It was an indifferent kind of game for me up until that point. I knew anything worthy of sending to picture desks would have to at least be on a par with the many other photographers around me from big agencies. And until then nothing really was.
Gareth Bale had run the whole show, dragging hapless Icelandic defenders this way and that as he tore down the right touchline. His free kick for James Collins’ opening goal was whipped with such pace I found it impossible to follow onto the pate of the West Ham defender. It may have even gone in directly without a touch.
With 20 minutes remaining Bale collected the ball and once more began to run at the defenders. This was all perfectly in my line of sight. He kept coming, running almost directly into my lens, bamboozling one, two, then three Iceland defenders.

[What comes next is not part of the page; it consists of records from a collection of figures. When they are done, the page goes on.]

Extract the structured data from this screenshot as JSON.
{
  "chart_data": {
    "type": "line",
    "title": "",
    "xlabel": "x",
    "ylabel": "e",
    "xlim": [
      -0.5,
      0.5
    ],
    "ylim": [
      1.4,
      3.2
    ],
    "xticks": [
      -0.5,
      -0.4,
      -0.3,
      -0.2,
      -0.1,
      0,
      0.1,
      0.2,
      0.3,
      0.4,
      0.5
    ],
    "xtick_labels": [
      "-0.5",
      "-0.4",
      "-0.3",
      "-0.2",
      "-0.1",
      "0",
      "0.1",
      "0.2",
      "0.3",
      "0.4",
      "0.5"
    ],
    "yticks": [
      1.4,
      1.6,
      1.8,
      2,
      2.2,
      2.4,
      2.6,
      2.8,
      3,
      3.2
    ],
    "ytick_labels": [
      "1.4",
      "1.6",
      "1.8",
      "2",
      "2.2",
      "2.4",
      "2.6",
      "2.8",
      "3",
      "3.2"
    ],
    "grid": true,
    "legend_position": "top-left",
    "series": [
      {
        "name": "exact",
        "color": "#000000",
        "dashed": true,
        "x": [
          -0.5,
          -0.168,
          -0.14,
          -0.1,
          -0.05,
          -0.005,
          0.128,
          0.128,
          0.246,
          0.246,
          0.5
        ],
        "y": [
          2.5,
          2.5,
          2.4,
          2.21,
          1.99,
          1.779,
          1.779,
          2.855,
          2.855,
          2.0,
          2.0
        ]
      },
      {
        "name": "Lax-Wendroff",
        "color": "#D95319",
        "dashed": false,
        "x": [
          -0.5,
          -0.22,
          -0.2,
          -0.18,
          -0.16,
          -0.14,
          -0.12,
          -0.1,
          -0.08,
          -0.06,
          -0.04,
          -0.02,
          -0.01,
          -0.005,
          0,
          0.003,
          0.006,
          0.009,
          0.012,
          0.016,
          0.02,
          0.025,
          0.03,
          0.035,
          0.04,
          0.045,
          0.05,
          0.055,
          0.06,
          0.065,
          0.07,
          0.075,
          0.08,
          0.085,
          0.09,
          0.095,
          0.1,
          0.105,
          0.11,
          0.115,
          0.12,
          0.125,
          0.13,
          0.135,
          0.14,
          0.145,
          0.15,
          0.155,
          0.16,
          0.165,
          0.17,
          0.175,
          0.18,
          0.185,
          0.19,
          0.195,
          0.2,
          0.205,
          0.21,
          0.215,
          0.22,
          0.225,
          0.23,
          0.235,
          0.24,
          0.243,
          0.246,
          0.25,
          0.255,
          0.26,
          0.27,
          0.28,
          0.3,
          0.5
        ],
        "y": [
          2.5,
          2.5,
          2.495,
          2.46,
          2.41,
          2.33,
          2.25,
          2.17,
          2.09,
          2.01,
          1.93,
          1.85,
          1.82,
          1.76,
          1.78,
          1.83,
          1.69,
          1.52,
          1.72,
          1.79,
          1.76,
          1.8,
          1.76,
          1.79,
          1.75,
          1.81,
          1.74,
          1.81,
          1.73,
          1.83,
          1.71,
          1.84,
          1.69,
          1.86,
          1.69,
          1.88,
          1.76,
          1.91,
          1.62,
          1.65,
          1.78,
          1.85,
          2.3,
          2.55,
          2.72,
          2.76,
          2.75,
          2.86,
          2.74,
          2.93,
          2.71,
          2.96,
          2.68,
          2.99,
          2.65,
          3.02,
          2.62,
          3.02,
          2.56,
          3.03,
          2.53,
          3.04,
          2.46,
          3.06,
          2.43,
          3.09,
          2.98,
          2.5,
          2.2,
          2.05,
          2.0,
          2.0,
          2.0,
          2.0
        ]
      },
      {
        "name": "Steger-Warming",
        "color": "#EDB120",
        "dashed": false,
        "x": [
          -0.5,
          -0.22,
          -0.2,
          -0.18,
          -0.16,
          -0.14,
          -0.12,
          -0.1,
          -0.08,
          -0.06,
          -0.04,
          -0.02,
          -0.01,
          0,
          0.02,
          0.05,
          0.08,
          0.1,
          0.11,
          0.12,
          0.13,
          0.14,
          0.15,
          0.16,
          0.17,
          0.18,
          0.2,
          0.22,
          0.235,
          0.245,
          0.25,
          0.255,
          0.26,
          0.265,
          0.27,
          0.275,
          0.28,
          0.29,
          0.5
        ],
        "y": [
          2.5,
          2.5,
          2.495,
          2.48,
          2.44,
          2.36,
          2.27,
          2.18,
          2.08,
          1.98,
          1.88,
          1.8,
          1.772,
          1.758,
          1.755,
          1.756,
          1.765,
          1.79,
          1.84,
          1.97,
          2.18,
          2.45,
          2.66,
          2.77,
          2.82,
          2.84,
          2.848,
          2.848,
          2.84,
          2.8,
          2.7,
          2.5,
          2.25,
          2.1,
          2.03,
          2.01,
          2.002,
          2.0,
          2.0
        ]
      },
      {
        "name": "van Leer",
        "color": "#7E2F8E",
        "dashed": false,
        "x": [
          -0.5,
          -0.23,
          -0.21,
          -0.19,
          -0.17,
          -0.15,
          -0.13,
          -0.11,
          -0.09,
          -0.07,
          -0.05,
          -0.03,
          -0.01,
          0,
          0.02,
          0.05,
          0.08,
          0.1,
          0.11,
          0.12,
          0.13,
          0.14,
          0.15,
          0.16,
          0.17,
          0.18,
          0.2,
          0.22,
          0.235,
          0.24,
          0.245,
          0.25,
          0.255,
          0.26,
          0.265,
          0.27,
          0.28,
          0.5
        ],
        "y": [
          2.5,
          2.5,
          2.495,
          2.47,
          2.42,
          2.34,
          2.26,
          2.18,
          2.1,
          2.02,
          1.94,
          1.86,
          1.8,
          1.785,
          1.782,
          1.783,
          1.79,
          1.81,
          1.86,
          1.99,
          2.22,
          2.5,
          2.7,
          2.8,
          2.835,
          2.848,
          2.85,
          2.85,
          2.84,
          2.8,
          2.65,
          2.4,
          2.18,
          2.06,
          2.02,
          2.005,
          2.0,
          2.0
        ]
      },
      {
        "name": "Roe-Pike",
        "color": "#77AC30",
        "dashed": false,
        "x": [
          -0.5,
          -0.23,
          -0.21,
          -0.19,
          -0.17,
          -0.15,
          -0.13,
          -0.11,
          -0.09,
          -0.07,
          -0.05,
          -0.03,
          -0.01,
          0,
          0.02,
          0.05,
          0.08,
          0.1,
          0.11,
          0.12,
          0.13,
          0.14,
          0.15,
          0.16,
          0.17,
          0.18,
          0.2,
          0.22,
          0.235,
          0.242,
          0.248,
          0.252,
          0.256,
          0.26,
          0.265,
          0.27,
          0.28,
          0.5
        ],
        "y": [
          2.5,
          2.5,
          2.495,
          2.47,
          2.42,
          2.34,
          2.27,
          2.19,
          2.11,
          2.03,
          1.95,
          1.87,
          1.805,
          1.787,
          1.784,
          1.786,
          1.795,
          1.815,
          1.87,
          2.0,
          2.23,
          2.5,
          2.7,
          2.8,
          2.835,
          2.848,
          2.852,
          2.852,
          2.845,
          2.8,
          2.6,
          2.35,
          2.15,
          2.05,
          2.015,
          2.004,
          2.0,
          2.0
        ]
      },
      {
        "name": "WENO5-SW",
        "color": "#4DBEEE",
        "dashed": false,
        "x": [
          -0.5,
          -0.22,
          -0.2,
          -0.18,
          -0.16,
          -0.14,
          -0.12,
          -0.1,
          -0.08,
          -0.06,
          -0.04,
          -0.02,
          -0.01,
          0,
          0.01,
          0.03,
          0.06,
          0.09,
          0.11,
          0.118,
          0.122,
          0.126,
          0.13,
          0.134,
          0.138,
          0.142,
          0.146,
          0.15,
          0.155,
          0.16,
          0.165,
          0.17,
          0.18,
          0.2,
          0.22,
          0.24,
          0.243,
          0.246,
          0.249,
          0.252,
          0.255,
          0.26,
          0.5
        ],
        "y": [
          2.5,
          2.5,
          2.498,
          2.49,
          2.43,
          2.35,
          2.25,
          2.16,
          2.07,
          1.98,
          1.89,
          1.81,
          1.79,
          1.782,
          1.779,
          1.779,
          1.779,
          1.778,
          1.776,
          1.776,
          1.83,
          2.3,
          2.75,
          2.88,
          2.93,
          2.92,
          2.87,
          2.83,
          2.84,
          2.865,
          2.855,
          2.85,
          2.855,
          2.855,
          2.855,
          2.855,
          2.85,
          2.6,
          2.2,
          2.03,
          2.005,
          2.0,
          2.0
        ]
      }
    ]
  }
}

It was a thrill, seeing Bale, one of the world’s best on such form, albeit in a half empty stadium. Playing alongside other Real Madrid stars appeared to have finally given him full belief that he was worth it, he was that good, he had supreme confidence and grace. Not that he lacked it before, but I’d seldom seen him carry a whole game so obviously.
For a Tottenham fan like me, it was a bittersweet thrill: seeing what we had depended on so heavily last season, what we badly missed this season. Memories etched of that last minute goal in a finely balanced away match at West Ham last season. Teetering at 2-2, he dug out an astonishing top-corner strike from distance, and I roared from my sofa, the wide smile across my face not fading for a good half an hour.
The season before in an equally finely balanced match at Manchester City, when he restored hope and squared the game with a beautiful curling effort beyond Joe Hart. At that point, the score at 2-2, Tottenham closing in at the top of the table under Harry Redknapp, playing exceptional football; before Bale’s ball across the penalty area to Defoe, a stud’s length away; before Balotelli stamped on Scott Parker’s head but was spared a red card; before Balotelli nonchalantly stroked away a last minute penalty condemning us to defeat; before all that, it looked possible. Maybe, just maybe, we would challenge for the title.
Now Bale had largely given up on games of such slender margins to go and win the majority for Real Madrid.
For all that, his unwavering commitment to Wales kept bringing him back to Cardiff, the big question for Wales fans being: how well he could function on the pitch with Aaron Ramsey? The time spent on the pitch together for their country has been brief until now. If they can work together as well as their individual form suggests, supported by established regulars and emerging talents like Manchester City’s Emyr Huws and Liverpool starlet Harry Wilson, qualification for a first major tournament since 1958 could be within their grasp.
For now, Gareth Bale was majestically filling my viewfinder. The quick dip inside the defender onto his left foot looked inevitable, but equally impossible to stop.
There it was.
And he ran over to celebrate, mutedly, almost embarrassed, a kiss blown to family in the one half of the Cardiff City Stadium with people in it.
I knew I had sendable images, although I also knew that so did all the other photographers sitting around me, the bolshy blokes with bazooka-like lenses who asked me to sit back a few inches so they could get a view. Hell, it was worth a shot anyway. And luckily, my painfully unreliable laptop decided to work when I needed it most, enabling me to get the shots away.
The next day, flipping through the newspapers, I saw many identical images to those I’d captured, my name alongside none. It wasn’t unexpected. Still, the buzz of capturing Bale in full-flight was enough.